The girl got to her feet, with a sort of bouncing motion which was as suggestive as it was vaguely familiar. It was as though she were about to run. She stood there, a trifle crouched, in her prim brown dress, so oddly narrow at the waist after an old-fashioned pattern; and in the play of light on her face Rodney Hunter fancied that its prettiness was only a shell.
‘The same thing happened afterwards, on some Christmas Eves,’ she explained. ‘They played Blind Man’s Bluff over again. That is why people who live here do not care to risk it nowadays. It happens at a quarter-past seven—’

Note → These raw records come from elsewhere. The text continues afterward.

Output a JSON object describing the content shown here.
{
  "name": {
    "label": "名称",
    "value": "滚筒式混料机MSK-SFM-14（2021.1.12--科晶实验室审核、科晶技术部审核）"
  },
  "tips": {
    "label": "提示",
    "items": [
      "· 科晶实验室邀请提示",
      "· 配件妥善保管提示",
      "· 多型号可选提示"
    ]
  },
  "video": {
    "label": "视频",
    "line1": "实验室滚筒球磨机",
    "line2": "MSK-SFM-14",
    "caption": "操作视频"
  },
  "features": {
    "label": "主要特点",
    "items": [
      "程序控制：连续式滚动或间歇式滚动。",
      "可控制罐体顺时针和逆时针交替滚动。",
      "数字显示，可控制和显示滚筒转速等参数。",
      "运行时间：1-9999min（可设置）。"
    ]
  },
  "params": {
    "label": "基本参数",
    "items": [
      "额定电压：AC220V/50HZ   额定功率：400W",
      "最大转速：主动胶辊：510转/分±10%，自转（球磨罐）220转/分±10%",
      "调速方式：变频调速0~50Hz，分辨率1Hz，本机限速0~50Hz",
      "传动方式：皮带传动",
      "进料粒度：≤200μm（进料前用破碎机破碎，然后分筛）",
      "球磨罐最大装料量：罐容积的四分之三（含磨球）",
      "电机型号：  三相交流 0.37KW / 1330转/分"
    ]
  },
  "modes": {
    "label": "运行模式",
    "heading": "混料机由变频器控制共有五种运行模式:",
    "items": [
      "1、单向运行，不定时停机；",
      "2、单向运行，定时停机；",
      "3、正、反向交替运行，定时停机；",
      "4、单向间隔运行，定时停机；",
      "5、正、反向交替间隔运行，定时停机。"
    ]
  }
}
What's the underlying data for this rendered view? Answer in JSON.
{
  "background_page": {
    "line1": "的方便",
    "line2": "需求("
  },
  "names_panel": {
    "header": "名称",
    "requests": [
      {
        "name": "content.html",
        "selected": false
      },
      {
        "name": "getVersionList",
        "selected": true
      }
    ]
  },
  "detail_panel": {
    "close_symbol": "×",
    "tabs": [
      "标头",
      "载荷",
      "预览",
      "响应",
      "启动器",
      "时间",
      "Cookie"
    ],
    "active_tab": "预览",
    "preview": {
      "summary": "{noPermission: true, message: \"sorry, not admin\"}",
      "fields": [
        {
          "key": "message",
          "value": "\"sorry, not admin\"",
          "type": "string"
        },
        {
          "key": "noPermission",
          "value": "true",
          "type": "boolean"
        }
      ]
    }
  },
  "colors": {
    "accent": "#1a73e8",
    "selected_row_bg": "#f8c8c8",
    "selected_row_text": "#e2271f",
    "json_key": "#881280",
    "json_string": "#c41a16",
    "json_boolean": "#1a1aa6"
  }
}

Hunter stared at the curtains. ‘But it was a quarter past seven when we got here!’ he said. ‘It must now be—’
‘Oh, yes,’ said the girl, and her eyes brimmed over. ‘You see, I told you you had nothing to fear; it was all over then. But that is not why I thank you. I begged you to stay, and you did. You have listened to me, as no one else would. And now I have told it at last, and now I think both of us can sleep.’
Not a fold stirred or altered in the dark curtains that closed the window bay; yet, as though a blurred lens had come into focus, they now seemed innocent and devoid of harm. You could have put a Christmas tree there. Rodney Hunter, with Muriel following his gaze, walked across and threw back the curtains. He saw a quiet window-seat covered with chintz, and the rising moon beyond the window. When he turned round, the girl in the old-fashioned dress was not there. But the front doors were open again, for he could feel a current of air blowing through the house.